We're in the same boat then, I had several drinks this evening before coming home, now drinking vodka alone, not something I normally do (but when I do, I'm for sure logging on this forum) but tomorrow night I'm drinking again and apart from a few events I have to attend and drink socially, I'm sobering up and committing to the gym until Christmas.
Good luck with pure sober mode for 3 or so months, I was incredibly committed when I started gymcelling this time last year, and made it about 6 weeks I think. But I did stick to cutting down my drinking.
My advice is, if you can stick to it, then fantastic, but don't build up this idea in your head that your idealised 100% sober and in control logic is everything. Because it's not, if you wreck the run of sobriety for a night then it's not a big deal. It's not a big deal physically, it shouldn't be a big deal mentally.
I came back from a holiday about a month ago and before my holiday I had set up in my head "go nuts, drink, drugs, eat 4 gallons of fried food daily, whatever, let loose, then as soon as you're back from that flight and your feet touch the ground, it's hardcore beast mode".

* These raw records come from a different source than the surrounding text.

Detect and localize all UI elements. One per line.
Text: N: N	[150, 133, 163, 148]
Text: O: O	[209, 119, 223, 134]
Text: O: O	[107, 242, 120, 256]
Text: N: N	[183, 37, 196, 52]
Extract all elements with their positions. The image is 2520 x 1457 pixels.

But when my feet touched the ground, I met friends, drank, which
should be no big deal, but because I set up this militant regime in my head and this disciplined warrior I'll be- when I didn't live up to that and caved easily at the first chance, I felt like a joke. Not to anyone else, nobody really knew or cared what I intended with an extreme fitness program when I got back, but I felt foolish, and this lead to 4 weeks of barely training at all. I set my expectations too concretely, and couldn't live up to them, and if I hadn't had set such ideal standards for myself, it wouldn't have been such a self-appointed walk of shame to get back in the gym.

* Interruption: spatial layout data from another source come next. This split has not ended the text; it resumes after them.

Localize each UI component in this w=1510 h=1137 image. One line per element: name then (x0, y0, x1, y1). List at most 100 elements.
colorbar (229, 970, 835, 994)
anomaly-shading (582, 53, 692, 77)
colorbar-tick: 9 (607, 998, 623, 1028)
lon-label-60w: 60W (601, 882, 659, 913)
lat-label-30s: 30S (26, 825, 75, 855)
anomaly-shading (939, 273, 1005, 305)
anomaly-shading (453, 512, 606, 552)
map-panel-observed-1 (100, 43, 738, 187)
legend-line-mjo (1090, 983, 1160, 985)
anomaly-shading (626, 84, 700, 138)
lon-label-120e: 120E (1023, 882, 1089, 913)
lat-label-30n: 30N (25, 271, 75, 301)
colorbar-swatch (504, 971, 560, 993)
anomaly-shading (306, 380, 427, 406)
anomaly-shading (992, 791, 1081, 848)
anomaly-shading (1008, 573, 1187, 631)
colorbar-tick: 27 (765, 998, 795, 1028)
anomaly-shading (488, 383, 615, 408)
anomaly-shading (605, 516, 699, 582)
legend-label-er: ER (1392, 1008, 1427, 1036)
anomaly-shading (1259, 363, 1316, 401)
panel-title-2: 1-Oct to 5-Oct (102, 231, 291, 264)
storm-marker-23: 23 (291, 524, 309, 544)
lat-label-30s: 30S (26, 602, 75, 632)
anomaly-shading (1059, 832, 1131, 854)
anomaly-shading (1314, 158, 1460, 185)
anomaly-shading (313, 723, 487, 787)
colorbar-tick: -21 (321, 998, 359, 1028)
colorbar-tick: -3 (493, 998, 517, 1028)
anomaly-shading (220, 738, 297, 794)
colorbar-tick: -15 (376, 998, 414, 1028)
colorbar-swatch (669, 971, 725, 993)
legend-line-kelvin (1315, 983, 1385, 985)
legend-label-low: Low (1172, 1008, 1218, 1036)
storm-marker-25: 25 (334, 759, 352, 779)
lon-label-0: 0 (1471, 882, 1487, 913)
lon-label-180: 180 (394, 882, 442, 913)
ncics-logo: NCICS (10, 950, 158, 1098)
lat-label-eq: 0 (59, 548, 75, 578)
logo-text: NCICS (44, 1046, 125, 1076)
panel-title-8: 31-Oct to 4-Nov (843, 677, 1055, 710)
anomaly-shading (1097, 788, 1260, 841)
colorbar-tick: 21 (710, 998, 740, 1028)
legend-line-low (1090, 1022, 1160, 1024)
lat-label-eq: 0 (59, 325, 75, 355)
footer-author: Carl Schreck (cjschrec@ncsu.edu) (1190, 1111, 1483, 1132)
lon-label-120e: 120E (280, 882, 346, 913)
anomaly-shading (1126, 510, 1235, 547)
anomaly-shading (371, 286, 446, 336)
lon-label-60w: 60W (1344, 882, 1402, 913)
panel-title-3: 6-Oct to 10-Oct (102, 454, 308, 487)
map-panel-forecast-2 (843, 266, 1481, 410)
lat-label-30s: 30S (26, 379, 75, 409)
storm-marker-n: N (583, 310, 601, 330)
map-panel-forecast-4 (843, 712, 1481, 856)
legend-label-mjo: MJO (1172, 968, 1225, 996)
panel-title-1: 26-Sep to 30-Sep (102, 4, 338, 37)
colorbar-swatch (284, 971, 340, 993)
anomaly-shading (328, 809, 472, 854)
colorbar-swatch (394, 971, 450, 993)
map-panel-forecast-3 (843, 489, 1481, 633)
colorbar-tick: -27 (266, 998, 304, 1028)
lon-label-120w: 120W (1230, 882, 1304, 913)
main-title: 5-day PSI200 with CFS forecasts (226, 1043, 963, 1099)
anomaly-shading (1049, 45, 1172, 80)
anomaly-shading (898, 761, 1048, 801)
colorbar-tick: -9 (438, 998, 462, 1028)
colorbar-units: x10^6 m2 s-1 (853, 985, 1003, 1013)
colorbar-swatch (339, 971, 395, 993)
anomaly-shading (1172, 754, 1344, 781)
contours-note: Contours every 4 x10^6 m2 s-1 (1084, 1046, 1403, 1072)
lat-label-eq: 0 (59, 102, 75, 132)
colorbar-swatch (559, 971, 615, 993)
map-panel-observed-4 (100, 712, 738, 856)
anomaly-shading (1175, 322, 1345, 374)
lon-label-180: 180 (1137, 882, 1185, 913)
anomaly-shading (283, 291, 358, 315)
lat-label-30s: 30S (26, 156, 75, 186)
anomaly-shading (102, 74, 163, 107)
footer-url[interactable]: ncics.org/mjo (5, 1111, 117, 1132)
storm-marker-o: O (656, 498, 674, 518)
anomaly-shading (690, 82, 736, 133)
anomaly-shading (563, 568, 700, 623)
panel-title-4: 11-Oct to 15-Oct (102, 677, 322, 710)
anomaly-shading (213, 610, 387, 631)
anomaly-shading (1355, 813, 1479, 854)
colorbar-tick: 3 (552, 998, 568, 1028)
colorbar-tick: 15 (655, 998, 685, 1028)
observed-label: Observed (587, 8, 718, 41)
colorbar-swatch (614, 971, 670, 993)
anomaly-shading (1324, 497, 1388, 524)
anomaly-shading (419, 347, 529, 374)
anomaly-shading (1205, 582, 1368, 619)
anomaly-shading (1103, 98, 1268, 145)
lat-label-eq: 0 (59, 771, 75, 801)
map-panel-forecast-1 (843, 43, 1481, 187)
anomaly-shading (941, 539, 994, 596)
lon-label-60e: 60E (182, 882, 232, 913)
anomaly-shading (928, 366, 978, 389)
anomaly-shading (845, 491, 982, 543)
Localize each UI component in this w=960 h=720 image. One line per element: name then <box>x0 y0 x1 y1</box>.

So I've learned not to make it an all-or-nothing scenario. I'm back in the gym this week and sore, but after initially wanting to puke the first few workouts, I feel great now.
But lesson learned, I had it scheduled that next week I was supposed to try this ridiculously hard circuit training workout with a lot of HIIT, and I realised that this is too optimistic. Instead I am getting into another workout program, not as high intensity, to warm me up, and if I feel ready then I'll hit it the hard sh*t the week after, but then the week after that is a definite.
Good luck! But don't let a bad day from what you were planning f*** it up for you.